COVID-19 has been one of the most well-documented diseases to have occurred in recent years. Its initial effects on the world population were nothing less than staggering, and getting it under control was a priority. This persistent coverage of the disease and its advance is part of the reason that we’re finally approaching a point where life can return to normal. However, there remain unanswered questions about the condition that will remain relevant from here on out. One such concern is the appearance of asymptomatic covid cases in children.
What To Know About Asymptomatic Covid
The risks of COVID-19 in younger patients have been an area of ongoing study since the beginning of the pandemic. The outcomes of these studies indicate that there may be a reduced risk of contracting the disease in younger patients. However, this may not be wholly accurate. Those studies were focused on the occurrence of covid symptoms in children. What was learned later is that children may contract COVID-19 without experiencing any of the associated symptoms. This means that persistent covid checks are necessary for children to ensure the protection of those who may still contract it. If you have potentially vulnerable family members in your home, continue to have your children do the following:
- Social distancing and mask-wearing outside the home
- Thoroughly washing their hands to prevent disease spread
- Rapid reception of the booster shots that become available
This disease has been exceptionally difficult to counter. This is due, in part, to the mutation rate that it has demonstrated. This rate of mutation has been aggravated by the large number of people who refused to properly vaccinate when they became available. These individuals also tended to fall into the category of those who refused to adhere to CDC guidelines, including social distancing and mask-wearing. The result has been an ongoing stream of variants that are only recently beginning to be controlled. Thankfully, these new strains don’t appear to produce symptoms worse than those of the original. However, they have been shown to be more contagious, especially the omicron variant.

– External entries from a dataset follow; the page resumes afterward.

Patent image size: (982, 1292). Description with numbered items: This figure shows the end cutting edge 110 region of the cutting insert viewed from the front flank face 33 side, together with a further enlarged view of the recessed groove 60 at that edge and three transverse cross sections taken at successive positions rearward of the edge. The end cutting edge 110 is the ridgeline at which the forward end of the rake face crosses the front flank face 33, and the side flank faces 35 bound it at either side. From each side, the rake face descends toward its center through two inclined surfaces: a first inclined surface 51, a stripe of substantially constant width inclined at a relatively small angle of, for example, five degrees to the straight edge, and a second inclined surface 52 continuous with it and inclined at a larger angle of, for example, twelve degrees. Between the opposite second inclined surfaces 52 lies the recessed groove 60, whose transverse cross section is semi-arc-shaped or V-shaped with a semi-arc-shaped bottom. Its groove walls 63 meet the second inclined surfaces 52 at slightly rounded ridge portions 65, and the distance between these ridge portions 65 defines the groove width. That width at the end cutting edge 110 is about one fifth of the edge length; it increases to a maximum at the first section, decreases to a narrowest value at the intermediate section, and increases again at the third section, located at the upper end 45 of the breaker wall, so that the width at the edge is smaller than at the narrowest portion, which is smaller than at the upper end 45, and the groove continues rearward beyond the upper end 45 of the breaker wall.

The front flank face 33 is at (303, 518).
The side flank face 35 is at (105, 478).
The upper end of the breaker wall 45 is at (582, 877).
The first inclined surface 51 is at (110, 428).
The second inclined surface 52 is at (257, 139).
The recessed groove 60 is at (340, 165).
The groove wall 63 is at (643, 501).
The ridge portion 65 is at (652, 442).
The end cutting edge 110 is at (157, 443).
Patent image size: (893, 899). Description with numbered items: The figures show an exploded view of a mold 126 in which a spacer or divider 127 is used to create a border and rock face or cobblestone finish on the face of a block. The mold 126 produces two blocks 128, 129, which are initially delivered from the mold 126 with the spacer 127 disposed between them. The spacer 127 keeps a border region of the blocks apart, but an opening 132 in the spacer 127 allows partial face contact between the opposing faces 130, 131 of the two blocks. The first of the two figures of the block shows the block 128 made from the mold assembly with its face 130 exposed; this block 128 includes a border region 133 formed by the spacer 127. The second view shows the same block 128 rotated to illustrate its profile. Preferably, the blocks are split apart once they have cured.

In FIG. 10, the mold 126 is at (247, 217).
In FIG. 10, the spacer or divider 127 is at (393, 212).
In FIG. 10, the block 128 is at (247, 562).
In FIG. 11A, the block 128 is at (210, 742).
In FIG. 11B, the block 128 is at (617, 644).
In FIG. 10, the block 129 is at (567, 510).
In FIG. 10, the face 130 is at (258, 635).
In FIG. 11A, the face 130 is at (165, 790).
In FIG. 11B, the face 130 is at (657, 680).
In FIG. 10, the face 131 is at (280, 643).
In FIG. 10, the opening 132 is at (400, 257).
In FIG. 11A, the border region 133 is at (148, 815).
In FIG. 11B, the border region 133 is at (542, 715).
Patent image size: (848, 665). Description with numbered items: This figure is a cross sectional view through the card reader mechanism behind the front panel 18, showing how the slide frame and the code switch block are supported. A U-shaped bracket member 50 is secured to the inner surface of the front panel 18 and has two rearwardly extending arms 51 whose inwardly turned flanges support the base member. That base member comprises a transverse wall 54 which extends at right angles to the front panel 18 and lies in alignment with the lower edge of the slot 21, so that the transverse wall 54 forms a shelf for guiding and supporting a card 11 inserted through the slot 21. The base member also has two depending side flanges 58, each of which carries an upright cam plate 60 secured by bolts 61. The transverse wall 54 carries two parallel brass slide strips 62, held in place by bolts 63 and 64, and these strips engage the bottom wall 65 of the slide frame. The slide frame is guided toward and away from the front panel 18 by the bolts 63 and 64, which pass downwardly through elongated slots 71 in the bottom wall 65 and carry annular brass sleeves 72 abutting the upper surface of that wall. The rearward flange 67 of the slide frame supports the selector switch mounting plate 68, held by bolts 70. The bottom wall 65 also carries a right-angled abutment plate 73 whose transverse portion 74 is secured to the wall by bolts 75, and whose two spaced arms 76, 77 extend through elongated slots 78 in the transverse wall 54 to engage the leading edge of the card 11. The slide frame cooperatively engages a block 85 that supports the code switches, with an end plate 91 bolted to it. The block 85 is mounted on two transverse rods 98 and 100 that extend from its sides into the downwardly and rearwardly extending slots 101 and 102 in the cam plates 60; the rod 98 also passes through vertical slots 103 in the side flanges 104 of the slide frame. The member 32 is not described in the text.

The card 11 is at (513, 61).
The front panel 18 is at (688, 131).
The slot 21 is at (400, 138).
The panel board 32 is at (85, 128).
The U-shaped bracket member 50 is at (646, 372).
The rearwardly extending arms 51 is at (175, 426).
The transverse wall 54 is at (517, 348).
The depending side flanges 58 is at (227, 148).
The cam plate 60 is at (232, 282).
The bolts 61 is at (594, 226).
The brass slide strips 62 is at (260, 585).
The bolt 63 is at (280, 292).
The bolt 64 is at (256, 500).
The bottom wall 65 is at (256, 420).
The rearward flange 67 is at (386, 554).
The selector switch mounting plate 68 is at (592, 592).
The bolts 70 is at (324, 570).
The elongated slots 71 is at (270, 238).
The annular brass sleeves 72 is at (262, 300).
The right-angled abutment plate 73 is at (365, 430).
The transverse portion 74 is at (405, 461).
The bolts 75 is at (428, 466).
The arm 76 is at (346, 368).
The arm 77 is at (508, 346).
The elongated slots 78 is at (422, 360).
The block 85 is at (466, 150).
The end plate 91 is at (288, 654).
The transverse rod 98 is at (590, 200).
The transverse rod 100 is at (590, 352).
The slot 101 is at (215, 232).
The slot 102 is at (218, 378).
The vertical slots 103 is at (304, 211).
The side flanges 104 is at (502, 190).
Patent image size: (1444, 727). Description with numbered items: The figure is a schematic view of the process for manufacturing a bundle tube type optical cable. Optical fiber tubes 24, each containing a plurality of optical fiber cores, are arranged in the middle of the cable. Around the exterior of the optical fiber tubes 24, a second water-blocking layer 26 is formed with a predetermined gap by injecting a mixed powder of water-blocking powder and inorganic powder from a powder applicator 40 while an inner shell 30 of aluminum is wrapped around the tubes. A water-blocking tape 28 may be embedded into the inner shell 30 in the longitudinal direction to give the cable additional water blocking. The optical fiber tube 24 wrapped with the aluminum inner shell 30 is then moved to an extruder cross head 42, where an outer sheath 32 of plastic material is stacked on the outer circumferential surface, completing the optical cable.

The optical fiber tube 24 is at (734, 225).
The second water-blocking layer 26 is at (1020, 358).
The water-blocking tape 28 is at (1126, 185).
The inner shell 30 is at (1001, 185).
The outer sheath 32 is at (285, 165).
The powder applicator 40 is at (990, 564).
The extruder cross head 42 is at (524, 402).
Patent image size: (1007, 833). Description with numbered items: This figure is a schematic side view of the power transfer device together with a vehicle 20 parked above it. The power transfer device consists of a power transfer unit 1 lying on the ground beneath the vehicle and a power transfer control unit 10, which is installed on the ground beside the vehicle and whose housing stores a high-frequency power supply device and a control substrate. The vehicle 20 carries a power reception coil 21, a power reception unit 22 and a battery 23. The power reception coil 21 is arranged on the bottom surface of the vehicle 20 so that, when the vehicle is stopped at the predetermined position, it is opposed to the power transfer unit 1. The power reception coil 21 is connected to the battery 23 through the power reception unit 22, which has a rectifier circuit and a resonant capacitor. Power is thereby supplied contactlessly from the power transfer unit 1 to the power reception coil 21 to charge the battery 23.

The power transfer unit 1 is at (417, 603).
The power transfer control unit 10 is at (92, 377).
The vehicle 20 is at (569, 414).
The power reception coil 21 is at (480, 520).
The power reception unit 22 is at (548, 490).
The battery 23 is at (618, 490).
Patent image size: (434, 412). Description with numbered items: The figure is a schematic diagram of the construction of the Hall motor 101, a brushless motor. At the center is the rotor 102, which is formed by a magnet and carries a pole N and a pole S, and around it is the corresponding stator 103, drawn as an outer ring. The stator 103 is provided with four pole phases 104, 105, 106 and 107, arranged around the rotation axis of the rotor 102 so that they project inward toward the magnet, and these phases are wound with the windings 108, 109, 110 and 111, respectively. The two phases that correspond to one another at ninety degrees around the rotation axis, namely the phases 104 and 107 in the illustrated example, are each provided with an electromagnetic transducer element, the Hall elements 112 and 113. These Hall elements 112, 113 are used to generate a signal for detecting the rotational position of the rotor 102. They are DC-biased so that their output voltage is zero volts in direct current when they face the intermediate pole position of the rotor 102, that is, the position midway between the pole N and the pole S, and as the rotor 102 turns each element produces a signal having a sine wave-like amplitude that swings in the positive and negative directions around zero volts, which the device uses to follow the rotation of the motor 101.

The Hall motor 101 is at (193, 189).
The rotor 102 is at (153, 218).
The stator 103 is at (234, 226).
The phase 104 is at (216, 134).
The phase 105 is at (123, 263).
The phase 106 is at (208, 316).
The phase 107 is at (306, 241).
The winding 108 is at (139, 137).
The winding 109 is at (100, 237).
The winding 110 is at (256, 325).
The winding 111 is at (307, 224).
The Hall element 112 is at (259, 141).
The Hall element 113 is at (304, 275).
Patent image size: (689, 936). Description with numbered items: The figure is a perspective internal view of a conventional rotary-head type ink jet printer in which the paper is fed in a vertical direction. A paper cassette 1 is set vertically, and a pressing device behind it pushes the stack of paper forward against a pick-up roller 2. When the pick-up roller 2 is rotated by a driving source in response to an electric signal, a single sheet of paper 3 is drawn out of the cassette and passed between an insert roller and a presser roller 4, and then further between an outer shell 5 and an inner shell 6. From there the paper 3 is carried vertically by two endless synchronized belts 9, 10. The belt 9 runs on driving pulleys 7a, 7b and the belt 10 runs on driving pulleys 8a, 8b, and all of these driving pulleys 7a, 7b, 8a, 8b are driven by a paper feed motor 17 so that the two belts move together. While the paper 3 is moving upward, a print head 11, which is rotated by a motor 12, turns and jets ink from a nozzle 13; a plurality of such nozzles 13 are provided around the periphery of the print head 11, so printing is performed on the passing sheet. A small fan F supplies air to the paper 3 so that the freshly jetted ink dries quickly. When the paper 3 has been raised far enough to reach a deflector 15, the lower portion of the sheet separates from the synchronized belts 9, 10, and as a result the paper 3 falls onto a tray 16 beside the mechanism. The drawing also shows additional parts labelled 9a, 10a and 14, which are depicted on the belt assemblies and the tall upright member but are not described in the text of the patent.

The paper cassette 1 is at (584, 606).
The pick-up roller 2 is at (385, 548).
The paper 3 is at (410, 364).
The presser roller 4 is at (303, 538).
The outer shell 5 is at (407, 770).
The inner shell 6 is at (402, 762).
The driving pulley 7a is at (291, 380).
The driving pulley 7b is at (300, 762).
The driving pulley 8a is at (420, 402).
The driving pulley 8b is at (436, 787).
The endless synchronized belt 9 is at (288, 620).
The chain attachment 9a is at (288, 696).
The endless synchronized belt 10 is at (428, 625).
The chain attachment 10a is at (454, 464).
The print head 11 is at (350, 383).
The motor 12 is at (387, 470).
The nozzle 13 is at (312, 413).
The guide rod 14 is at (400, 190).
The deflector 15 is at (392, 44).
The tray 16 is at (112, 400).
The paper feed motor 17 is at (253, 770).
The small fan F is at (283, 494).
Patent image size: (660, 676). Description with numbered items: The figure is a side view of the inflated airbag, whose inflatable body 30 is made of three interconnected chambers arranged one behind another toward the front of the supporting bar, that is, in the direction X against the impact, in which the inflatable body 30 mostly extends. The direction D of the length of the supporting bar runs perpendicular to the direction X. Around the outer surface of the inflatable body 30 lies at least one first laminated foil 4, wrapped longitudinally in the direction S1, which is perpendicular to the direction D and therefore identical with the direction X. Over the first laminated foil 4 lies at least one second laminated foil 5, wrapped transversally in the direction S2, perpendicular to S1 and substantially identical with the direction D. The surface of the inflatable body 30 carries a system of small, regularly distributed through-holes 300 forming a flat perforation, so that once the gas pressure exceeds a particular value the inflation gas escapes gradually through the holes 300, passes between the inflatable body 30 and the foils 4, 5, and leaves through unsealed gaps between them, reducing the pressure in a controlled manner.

The ongoing tracking of the spread of COVID among vaccinated individuals has shown great promise. Those individuals who are fully vaccinated are significantly less likely to contract the disease. Further, when they do, their symptoms tend to be less severe and their recovery faster. This remains true even for more recent strains, giving hope this may soon all be over. Best practices still include remaining masked when outside the home, and maintaining social distancing until the CDC lifts these guidelines.
Your Physician Can Keep You Up To Date On COVID
Outside of a recent spike following the Christmas season, infection rates for COVID continue to drop. Occasional surges are seen when new variants appear, but two years of practice in avoiding infection has made it more difficult for it to spread. Keeping in touch with your physician ensures that you’ll have the latest information backed by medical science regarding the disease. We’re not quite out of the forest yet, but the trees are thinning.